Si les vaccins BNT162b2 mRNA (Pfizer-BioNTech) et ChAdOx1 (Oxford-AstraZeneca) ont démontré une très bonne efficacité contre l’infection dans les essais cliniques de phase III, il est urgent de connaître leurs effets « dans la vraie vie », d’autant plus dans ce contexte de circulation des variants du SARS-CoV-2. Les premières données sur les conditions d’utilisation réelle du vaccin de Pfizer viennent d’Israël, où la campagne de vaccination est très en avance par rapport au reste du monde. Dans une première étude, incluant plus de 500 000 individus, ce vaccin a montré une efficacité de 51 % dans la prévention de l’infection par le SARS-CoV-2 (symptomatique ou asymptomatique) 13 à 24 jours après la première dose. Une autre étude de cohorte portant sur 9 109 soignants dans le plus grand hôpital israélien a fait état d’une réduction des infections de 30 % et 75 % respectivement 1 à 14 jours et 15 à 28 jours après une première injection. Enfin, selon un rapport tout récent, après les deux doses du vaccin Pfizer, l’efficacité contre les infections symptomatiques s’élèverait à 94 %.
Comme le reste du Royaume-Uni, l’Écosse a commencé sa campagne de vaccination contre la Covid début décembre. Dans cette étude écossaise soumise au Lancet le 19 février, l’objectif était d’estimer l’efficacité de la première injection de vaccin – Pfizer ou AstraZeneca – sur la prévention des hospitalisations.

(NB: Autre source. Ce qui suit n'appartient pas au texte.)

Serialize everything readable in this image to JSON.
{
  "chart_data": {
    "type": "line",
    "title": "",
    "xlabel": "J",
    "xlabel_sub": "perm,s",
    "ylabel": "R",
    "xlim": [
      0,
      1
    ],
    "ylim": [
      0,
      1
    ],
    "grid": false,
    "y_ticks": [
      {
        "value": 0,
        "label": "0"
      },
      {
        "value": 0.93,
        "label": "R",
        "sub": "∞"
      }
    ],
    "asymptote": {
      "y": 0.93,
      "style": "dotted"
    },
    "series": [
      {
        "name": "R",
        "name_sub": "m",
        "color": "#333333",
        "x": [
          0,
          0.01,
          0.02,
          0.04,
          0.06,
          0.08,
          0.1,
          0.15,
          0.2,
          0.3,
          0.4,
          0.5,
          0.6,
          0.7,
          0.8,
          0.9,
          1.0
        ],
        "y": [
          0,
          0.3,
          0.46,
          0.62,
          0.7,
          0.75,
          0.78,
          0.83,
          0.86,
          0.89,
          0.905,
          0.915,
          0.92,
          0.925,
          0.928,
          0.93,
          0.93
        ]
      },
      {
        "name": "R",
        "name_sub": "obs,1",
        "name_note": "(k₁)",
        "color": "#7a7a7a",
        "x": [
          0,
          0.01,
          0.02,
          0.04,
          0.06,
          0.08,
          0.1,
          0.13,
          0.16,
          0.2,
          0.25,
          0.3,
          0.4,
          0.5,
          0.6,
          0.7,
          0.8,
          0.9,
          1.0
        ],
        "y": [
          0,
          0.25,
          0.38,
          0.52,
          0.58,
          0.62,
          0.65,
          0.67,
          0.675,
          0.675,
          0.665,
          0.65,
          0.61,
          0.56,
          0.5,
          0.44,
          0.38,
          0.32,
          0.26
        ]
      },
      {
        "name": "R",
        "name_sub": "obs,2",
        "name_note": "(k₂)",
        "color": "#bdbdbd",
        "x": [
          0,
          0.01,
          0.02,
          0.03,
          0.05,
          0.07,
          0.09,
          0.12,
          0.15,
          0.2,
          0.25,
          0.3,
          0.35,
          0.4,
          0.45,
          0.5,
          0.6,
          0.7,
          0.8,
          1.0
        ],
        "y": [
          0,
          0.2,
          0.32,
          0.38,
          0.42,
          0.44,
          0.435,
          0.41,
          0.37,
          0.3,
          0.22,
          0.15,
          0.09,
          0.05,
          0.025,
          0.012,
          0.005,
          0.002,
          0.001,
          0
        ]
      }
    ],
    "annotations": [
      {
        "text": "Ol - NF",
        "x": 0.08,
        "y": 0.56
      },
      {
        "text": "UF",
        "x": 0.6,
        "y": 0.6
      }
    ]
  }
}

Il s’agit d’une étude de cohorte prospective reposant sur la base de données EAVE II (Early Pandemic Evaluation and Enhanced Surveillance of COVID-19), incluant 5,4 millions de personnes (couvrant près de 99 % de la population écossaise). Entre le 8 décembre 2020 et le 15 février 2021, 1 137 775 patients ont été vaccinés (21 % de la population), en priorité les personnes âgées de plus de 80 ans (qui, contrairement à la France, ont majoritairement reçu le vaccin AstraZeneca), et les sujets très fragiles (cinq comorbidités ou plus : 72,2 % ; fumeurs : 42,3 % ; HTA très élevée : 39,1 %), la majorité de ces derniers ayant reçu le vaccin à ARNm BNT162b2. L’efficacité du vaccin sur la diminution des hospitalisations liées à la Covid-19 augmentait au fil du temps pour atteindre un pic 28-34 jours après la première dose, et ce pour les deux vaccins : elle était de 85 % pour Pfizer et de 94 % pour AstraZeneca. Des résultats similaires ont été observés après stratification par groupes d’âge. Lorsque l’analyse s’est focalisée sur les personnes de plus de 80 ans (tenant compte des résultats des 2 vaccins), la baisse des hospitalisations était de 81 % à un mois.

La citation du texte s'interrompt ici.